Consent Management Platforms under the GDPR: processors and/or controllers?
This addresses legal compliance and liability issues for CMP providers and website operators under GDPR, with incremental insights based on empirical and legal analysis.
The paper investigates whether Consent Management Platforms (CMPs) act as data processors or controllers under GDPR, finding through empirical experiments with Quantcast and OneTrust that CMPs process personal data and often qualify as controllers in multiple scenarios.

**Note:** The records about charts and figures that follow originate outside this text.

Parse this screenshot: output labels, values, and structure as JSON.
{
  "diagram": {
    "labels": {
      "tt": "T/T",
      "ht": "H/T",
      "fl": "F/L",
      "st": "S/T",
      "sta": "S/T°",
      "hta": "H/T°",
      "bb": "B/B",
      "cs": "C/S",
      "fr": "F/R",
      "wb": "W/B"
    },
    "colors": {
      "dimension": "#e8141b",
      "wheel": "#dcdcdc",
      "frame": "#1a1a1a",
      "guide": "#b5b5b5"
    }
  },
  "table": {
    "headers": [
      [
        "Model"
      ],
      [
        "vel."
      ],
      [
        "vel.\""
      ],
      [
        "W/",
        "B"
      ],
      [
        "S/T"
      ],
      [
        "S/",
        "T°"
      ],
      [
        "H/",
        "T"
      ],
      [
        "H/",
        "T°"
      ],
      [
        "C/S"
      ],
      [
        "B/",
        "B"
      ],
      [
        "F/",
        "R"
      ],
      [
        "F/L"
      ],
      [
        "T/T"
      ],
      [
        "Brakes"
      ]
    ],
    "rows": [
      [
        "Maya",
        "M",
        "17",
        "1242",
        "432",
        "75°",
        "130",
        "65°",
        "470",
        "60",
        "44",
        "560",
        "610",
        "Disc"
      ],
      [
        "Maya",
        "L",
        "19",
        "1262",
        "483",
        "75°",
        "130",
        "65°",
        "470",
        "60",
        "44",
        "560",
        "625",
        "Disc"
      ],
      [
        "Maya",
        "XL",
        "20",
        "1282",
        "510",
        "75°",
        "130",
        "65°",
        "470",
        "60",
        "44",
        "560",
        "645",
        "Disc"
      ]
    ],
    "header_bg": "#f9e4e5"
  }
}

Consent Management Providers (CMPs) provide consent pop-ups that are embedded in ever more websites over time to enable streamlined compliance with the legal requirements for consent mandated by the ePrivacy Directive and the General Data Protection Regulation (GDPR). They implement the standard for consent collection from the Transparency and Consent Framework (TCF) (current version v2.0) proposed by the European branch of the Interactive Advertising Bureau (IAB Europe). Although the IAB's TCF specifications characterize CMPs as data processors, CMPs factual activities often qualifies them as data controllers instead. Discerning their clear role is crucial since compliance obligations and CMPs liability depend on their accurate characterization. We perform empirical experiments with two major CMP providers in the EU: Quantcast and OneTrust and paired with a legal analysis. We conclude that CMPs process personal data, and we identify multiple scenarios wherein CMPs are controllers.